I hated the parents of poorly behaved, screaming children.

If fat people came through the checkout, I examined their diets and determined it wasn’t a glandular problem. If you buy ten packets of chips, bottles of coke, pastry meat pies and lazy heat-up processed foods, the answer to your question is on the conveyor belt.

There were the social benefit and food cheque customers who tried to buy alcohol and cigarettes when the cheque was for food only.

“And pack of Marlboro 20s,” would come the request, as if their casual manner was the determining factor in fooling me and the system. From the cigarette carousel I would retrieve the cigarettes and place them on top of their box of beers before they presented the cheque I knew was coming.

Sometimes they would put the alcohol and cigarettes through first, thinking I might forget what I had scanned. My judgemental sixteen-year-old mind had learnt to see them coming and my suspicions were confirmed when the total bill came near one hundred and fifty dollars. The cheques were always for one hundred and fifty dollars The cheque would be produced, and I would say in a monotone, “Sorry, but you cannot purchase alcohol or cigarettes with one of those cheques.”

No one argued. They knew. But then I had to remove the beer and cigarette purchases which meant having the Tabu checkout manager come to my counter and her cheap perfume waft-cloud nearly suffocate me.

My favourite part of the job – besides home time – was packing groceries.

For a period in my life I was obsessed with the computer game Tetris.

The aim of Tetris is to rotate and place different shaped blocks falling from the top of the computer screen to lock perfectly together and form a solid line across the bottom of the computer screen. The line then disappears leaving space to form another line from the continuously falling shapes. If you don’t rotate and stack the objects correctly and leave a gap in the line, your line won’t disappear and your screen fills and gets blocked and you run out of room and lose the game.

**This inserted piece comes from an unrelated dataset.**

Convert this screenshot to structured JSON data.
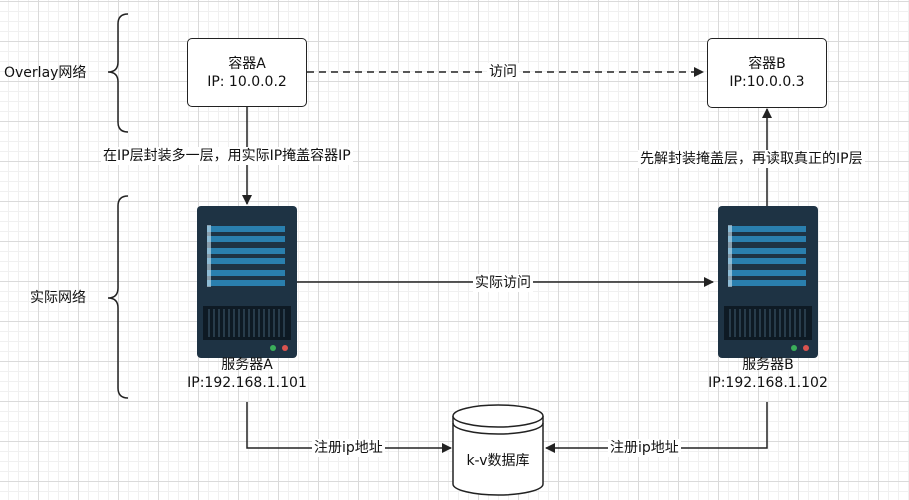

Packing groceries was like Tetris. Rotate a box of tissues, stand on its side and place it in the supermarket bag; to the right of the tissues stack six tins; place a bag of oranges on top of the tins and rotate a bunch of bananas to curve around the bag of oranges and you’ve reached Supermarket Tetris Level 5. Problem was, I was too good at Supermarket Tetris, often filling the supermarket bags so efficiently they were too heavy to lift and I would have to remove items. In 1990s computer-gamer talk, I had “clocked the game.” The customers had no idea what was going on in my head; they did not hear the Tetris tune playing on a loop, or the success sparkle sound when a plastic bag is filled or a line at the bottom of the Tetris computer screen is formed and the line disappears or a plastic bag goes into a trolley.

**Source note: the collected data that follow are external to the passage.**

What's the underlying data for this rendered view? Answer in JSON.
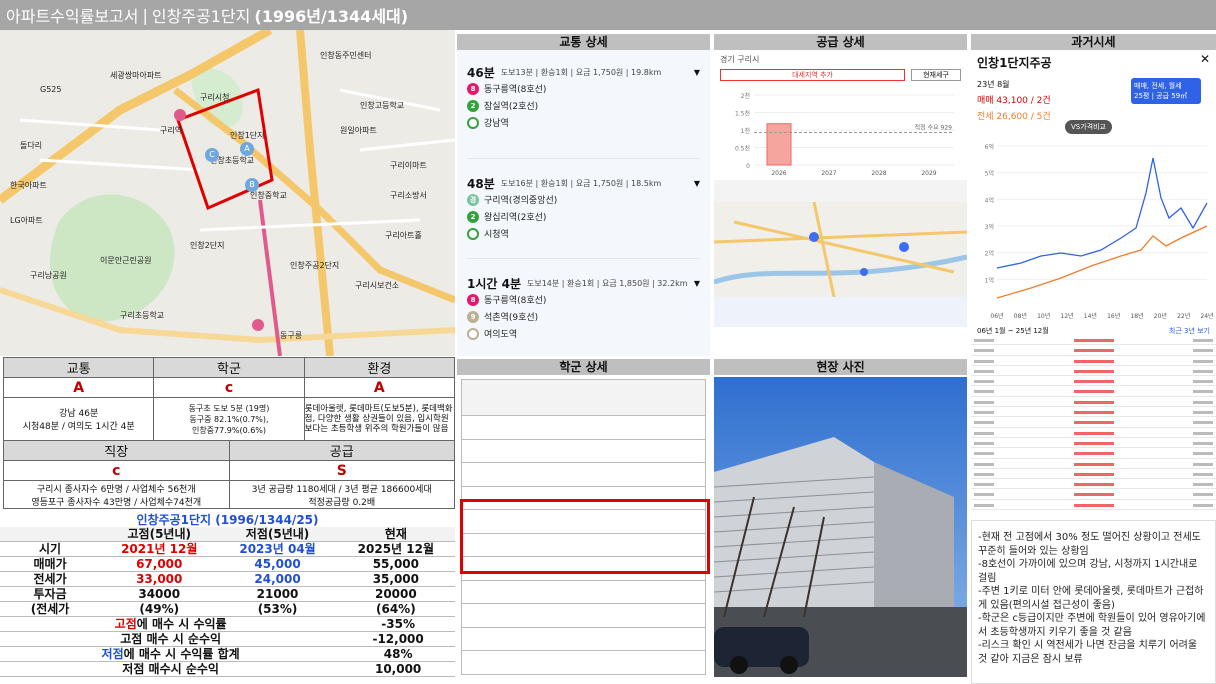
{
  "header": {
    "prefix": "아파트수익률보고서",
    "sep": "|",
    "title": "인창주공1단지",
    "years": "(1996년/1344세대)"
  },
  "map": {
    "labels": [
      "G525",
      "인창초등학교",
      "구리시청",
      "세광쌍마아파트",
      "인창중학교",
      "원일아파트",
      "구리역",
      "돌다리",
      "구리시보건소",
      "구리아트홀",
      "이문안근린공원",
      "인창1단지",
      "인창주공2단지",
      "구리소방서",
      "인창고등학교",
      "한국아파트",
      "구리초등학교",
      "LG아파트",
      "동구릉",
      "인창2단지",
      "구리이마트",
      "인창동주민센터",
      "구리남공원"
    ],
    "markers": [
      "C",
      "A",
      "B"
    ]
  },
  "traffic_table": {
    "headers": [
      "교통",
      "학군",
      "환경"
    ],
    "grades": [
      "A",
      "c",
      "A"
    ],
    "notes": [
      "강남 46분\n시청48분 / 여의도 1시간 4분",
      "동구초 도보 5분 (19명)\n동구중 82.1%(0.7%),\n인창중77.9%(0.6%)",
      "롯데아울렛, 롯데마트(도보5분), 롯데백화점, 다양한 생활 상권들이 있음, 입시학원보다는 초등학생 위주의 학원가들이 많음"
    ]
  },
  "work_table": {
    "headers": [
      "직장",
      "공급"
    ],
    "grades": [
      "c",
      "S"
    ],
    "notes": [
      "구리시 종사자수 6만명 / 사업체수 56천개\n영등포구 종사자수 43만명 / 사업체수74천개",
      "3년 공급량 1180세대 / 3년 평균 186600세대\n적정공급량 0.2배"
    ]
  },
  "profit": {
    "title": "인창주공1단지 (1996/1344/25)",
    "cols": [
      "",
      "고점(5년내)",
      "저점(5년내)",
      "현재"
    ],
    "rows": [
      {
        "label": "시기",
        "a": "2021년 12월",
        "b": "2023년 04월",
        "c": "2025년 12월"
      },
      {
        "label": "매매가",
        "a": "67,000",
        "b": "45,000",
        "c": "55,000"
      },
      {
        "label": "전세가",
        "a": "33,000",
        "b": "24,000",
        "c": "35,000"
      },
      {
        "label": "투자금",
        "a": "34000",
        "b": "21000",
        "c": "20000"
      },
      {
        "label": "(전세가",
        "a": "(49%)",
        "b": "(53%)",
        "c": "(64%)"
      }
    ],
    "summary": [
      {
        "pre": "고점",
        "text": "에 매수 시 수익률",
        "val": "-35%"
      },
      {
        "pre": "",
        "text": "고점 매수 시 순수익",
        "val": "-12,000"
      },
      {
        "pre": "저점",
        "text": "에 매수 시 수익률 합계",
        "val": "48%"
      },
      {
        "pre": "",
        "text": "저점 매수시 순수익",
        "val": "10,000"
      }
    ]
  },
  "transit": {
    "title": "교통 상세",
    "routes": [
      {
        "time": "46분",
        "info": "도보13분 | 환승1회 | 요금 1,750원 | 19.8km",
        "stops": [
          {
            "n": "8",
            "c": "#e6186c",
            "name": "동구릉역(8호선)"
          },
          {
            "n": "2",
            "c": "#33a23d",
            "name": "잠실역(2호선)"
          },
          {
            "n": "",
            "c": "#33a23d",
            "name": "강남역"
          }
        ]
      },
      {
        "time": "48분",
        "info": "도보16분 | 환승1회 | 요금 1,750원 | 18.5km",
        "stops": [
          {
            "n": "경",
            "c": "#77c4a3",
            "name": "구리역(경의중앙선)"
          },
          {
            "n": "2",
            "c": "#33a23d",
            "name": "왕십리역(2호선)"
          },
          {
            "n": "",
            "c": "#33a23d",
            "name": "시청역"
          }
        ]
      },
      {
        "time": "1시간 4분",
        "info": "도보14분 | 환승1회 | 요금 1,850원 | 32.2km",
        "stops": [
          {
            "n": "8",
            "c": "#e6186c",
            "name": "동구릉역(8호선)"
          },
          {
            "n": "9",
            "c": "#bdb092",
            "name": "석촌역(9호선)"
          },
          {
            "n": "",
            "c": "#bdb092",
            "name": "여의도역"
          }
        ]
      }
    ]
  },
  "supply": {
    "title": "공급 상세",
    "region": "경기 구리시",
    "btn1": "대세지역 추가",
    "btn2": "현재세구",
    "years": [
      "2026",
      "2027",
      "2028",
      "2029"
    ],
    "legend": "적정 수요 929",
    "yvals": [
      "2천",
      "1.5천",
      "1천",
      "0.5천",
      "0"
    ],
    "bar_value": 1180,
    "bar_max": 2000,
    "demand": 929
  },
  "price": {
    "title": "과거시세",
    "apt": "인창1단지주공",
    "date": "23년 8월",
    "sale": "매매 43,100 / 2건",
    "jeonse": "전세 26,600 / 5건",
    "vs": "VS가격비교",
    "filter1": "매매, 전세, 월세",
    "filter2": "25평 | 공급 59㎡",
    "years": [
      "06년",
      "08년",
      "10년",
      "12년",
      "14년",
      "16년",
      "18년",
      "20년",
      "22년",
      "24년"
    ],
    "yticks": [
      "6억",
      "5억",
      "4억",
      "3억",
      "2억",
      "1억"
    ],
    "period": "06년 1월 ~ 25년 12월",
    "link": "최근 3년 보기"
  },
  "school": {
    "title": "학군 상세"
  },
  "photo": {
    "title": "현장 사진"
  },
  "memo": {
    "lines": [
      "-현재 전 고점에서 30% 정도 떨어진 상황이고 전세도 꾸준히 들어와 있는 상황임",
      "-8호선이 가까이에 있으며 강남, 시청까지 1시간내로 걸림",
      "-주변 1키로 미터 안에 롯데아울렛, 롯데마트가 근접하게 있음(편의시설 접근성이 좋음)",
      "-학군은 c등급이지만 주변에 학원들이 있어 영유아기에서 초등학생까지 키우기 좋을 것 같음",
      "-리스크 확인 시 역전세가 나면 잔금을 치루기 어려울 것 같아 지금은 잠시 보류"
    ]
  }
}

One positive was the supermarket made me a better supermarket customer and all round citizen. I never joke with supermarket checkout workers, or rush off to get one more thing, and I categorise my trolley items on the conveyor belt for ease of packing in order of toiletries, heavy tins, meat, dairy, frozens, then fruit and vegetables. If the checkout operator asks me about my day, I say “Fine thank you,” then smile and break eye contact. I say nothing more because I know they don’t care. They are hungover or wanting to be with their friends or anywhere else but on a checkout. And I get that.

At 9pm Mum would pick me up and, on the way, home I would demolish a KFC burger and fries, which was interesting because fast food was a family once-a-week Friday night treat and usually fish and chips. Maybe Mum was appalled by the ghastly vision of me in the uniform. Or maybe she understood supermarket work was horrible; for years she worked part-time packing meat and never complained, modelling the right work attitude. I must be a very slow learner.

I was paid sixty-seven dollars per week and bought a CD for thirty-two dollars and spent the rest on going out with friends. Those were my priorities at sixteen years old.

Nearing the end of high school, I had to think seriously about what to do for a real job and life beyond high school.

I knew it wasn’t going to be supermarket work. But I didn’t know what.